My large suitcase was 24 kilograms, so no trouble there.
If I were challenged about taking two bags as hand luggage, I would be happy enough to entrust the well-padded HPRC to the baggage handlers. However, there were no problems and it felt a lot safer keeping the camera gear with me. Of course, the fact we were checking in at 4.00 a.m. might have had something to do with less interest in what I was carrying.
While in BA I decided to take extra AA batteries for the Phase One camera, just in case the rechargeables didn't work or hold their charge long enough. This was the only potential weak link in my equipment as I hadn't used rechargeables this way before. However, buying lots of AA batteries also increased the weight I was carrying, so I stuffed the batteries into the pocket of the jacket I was carrying, just in case!

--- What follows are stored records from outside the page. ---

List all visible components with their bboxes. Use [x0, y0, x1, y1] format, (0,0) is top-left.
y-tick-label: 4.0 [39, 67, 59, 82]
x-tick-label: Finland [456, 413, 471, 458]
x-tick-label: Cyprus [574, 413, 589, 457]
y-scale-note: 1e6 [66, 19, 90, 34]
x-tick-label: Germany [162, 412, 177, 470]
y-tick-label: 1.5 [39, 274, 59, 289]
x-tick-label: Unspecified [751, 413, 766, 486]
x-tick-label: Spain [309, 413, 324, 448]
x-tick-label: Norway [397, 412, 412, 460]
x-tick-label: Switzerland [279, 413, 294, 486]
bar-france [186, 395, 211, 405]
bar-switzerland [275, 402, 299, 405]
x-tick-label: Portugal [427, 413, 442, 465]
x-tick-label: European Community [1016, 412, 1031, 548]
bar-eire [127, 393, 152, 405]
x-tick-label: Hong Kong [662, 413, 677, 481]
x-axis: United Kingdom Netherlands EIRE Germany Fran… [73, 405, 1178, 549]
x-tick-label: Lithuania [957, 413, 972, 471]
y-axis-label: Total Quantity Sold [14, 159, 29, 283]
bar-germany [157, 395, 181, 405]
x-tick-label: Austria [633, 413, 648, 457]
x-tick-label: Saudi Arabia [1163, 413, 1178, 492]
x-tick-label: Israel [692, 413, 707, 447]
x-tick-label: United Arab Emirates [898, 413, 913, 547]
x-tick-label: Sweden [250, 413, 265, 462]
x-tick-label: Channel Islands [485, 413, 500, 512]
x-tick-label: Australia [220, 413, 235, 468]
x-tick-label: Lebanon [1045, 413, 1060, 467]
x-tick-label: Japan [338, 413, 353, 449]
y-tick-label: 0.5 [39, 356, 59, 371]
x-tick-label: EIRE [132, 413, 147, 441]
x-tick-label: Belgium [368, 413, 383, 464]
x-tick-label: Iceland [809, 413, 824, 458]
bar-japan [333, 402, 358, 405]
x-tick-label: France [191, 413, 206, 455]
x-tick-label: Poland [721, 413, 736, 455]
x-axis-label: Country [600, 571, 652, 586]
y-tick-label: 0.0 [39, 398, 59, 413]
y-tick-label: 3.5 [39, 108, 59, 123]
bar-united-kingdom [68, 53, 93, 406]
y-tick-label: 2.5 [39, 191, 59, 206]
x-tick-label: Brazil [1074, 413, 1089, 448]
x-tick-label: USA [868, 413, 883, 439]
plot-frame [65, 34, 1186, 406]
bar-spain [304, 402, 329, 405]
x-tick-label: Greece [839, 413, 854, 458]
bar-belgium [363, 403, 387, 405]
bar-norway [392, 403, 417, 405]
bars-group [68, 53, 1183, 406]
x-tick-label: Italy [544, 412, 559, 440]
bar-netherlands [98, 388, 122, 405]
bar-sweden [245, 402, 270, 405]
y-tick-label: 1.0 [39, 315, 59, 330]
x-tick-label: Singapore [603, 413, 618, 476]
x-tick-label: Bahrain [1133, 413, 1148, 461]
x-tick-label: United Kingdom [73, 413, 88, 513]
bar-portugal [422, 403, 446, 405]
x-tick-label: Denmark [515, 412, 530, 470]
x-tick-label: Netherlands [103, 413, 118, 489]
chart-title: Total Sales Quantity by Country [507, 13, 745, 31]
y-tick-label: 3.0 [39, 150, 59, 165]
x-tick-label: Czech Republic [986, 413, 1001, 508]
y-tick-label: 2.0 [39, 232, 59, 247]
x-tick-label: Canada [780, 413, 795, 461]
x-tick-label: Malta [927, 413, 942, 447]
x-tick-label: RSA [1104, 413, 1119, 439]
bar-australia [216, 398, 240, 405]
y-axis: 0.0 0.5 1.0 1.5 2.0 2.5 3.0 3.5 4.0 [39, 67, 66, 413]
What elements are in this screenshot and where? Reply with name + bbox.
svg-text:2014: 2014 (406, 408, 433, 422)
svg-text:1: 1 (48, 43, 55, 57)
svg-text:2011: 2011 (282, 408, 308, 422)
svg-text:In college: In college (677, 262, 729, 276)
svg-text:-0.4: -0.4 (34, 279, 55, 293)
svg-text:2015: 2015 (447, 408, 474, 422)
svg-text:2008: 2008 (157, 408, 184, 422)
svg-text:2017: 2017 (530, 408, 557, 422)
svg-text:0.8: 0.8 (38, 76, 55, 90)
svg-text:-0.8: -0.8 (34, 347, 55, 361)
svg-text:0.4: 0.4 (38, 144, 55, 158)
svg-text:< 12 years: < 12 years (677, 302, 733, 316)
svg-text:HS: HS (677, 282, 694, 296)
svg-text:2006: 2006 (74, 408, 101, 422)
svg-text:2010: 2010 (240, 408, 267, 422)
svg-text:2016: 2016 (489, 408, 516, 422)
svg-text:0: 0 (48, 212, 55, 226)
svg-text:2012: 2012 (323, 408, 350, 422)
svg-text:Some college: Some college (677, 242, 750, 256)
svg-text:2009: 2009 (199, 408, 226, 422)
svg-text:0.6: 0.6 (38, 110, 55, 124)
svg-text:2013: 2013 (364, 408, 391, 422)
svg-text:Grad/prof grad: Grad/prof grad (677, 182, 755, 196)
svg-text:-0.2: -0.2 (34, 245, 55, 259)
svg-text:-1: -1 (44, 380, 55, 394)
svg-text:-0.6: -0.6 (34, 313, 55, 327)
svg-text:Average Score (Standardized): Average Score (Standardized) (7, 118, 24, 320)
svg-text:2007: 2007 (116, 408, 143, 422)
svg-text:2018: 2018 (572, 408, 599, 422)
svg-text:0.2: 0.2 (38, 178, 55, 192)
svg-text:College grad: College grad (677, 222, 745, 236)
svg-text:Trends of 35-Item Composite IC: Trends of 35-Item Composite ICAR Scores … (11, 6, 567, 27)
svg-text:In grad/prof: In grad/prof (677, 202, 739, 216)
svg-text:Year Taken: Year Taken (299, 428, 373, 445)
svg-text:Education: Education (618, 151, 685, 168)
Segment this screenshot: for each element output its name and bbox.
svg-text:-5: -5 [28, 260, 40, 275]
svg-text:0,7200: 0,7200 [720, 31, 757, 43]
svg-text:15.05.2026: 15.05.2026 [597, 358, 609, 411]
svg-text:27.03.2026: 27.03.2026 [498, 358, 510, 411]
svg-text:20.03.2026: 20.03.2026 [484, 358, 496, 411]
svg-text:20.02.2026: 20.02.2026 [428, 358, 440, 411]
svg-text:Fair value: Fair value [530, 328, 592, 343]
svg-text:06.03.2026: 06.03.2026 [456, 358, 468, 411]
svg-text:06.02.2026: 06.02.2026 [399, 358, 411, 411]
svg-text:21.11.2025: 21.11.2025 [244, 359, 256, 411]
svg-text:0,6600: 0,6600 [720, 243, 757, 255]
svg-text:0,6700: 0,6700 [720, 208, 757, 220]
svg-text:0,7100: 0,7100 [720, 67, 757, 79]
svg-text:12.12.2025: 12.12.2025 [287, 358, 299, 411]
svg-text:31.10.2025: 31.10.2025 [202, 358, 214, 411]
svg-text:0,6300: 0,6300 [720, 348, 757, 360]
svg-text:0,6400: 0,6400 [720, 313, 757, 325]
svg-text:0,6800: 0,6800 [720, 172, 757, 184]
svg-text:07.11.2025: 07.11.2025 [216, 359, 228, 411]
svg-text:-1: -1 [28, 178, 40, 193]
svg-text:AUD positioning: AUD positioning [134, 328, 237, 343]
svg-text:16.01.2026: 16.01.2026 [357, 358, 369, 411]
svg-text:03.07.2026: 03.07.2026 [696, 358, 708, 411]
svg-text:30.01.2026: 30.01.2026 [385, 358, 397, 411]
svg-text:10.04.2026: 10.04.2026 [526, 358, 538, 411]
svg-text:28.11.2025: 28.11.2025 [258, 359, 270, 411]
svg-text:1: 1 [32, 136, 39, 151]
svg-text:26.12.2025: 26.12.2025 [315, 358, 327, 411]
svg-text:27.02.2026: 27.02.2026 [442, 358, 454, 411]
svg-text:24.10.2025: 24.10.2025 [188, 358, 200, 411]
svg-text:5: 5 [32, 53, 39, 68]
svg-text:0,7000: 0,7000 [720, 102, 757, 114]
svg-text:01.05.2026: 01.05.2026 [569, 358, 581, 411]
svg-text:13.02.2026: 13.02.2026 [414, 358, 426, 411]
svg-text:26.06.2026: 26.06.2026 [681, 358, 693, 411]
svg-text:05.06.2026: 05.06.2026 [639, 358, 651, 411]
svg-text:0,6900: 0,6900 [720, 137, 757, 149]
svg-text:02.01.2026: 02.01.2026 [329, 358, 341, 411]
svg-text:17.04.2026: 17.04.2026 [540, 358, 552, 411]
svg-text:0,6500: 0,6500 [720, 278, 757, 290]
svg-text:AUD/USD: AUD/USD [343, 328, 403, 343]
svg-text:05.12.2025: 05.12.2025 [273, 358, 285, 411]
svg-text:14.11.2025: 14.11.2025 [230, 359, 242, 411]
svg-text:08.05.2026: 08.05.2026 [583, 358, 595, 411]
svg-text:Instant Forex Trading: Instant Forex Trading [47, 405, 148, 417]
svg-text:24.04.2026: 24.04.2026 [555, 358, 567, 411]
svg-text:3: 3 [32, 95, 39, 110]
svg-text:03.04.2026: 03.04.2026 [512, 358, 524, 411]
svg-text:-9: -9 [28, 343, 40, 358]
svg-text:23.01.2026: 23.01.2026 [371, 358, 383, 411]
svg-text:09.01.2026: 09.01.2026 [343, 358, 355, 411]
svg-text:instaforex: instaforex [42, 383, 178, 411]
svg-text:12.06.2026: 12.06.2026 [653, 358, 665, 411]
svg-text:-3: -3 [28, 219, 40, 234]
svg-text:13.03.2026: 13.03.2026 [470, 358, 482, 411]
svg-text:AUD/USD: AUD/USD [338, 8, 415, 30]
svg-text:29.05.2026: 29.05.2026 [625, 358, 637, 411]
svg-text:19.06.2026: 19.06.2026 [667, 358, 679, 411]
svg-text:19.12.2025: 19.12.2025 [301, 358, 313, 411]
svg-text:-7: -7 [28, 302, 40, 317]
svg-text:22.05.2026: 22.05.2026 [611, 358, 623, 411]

As it of turns out, when you expect problems, nothing happens. I can remember coming back from Padang in Indonesia and being stung $200 to get my surfboard back to Singapore - despite the fact they charged me nothing to get it from Singapore to Padang in the first place! If the people behind the desk decide to charge you, there's not much you can do but pay the piper.
It's early morning in Ushuaia. Checkout is in a few hours, but we don't board the ship until mid-afternoon. Ushuaia itself is a small but cosmopolitan town with lots of shops and restaurants. It's cold, however, especially when the wind blows. Just because it's late spring in the southern hemisphere, doesn't necessarily mean it's warm! I have decided to buy some ear-warmers.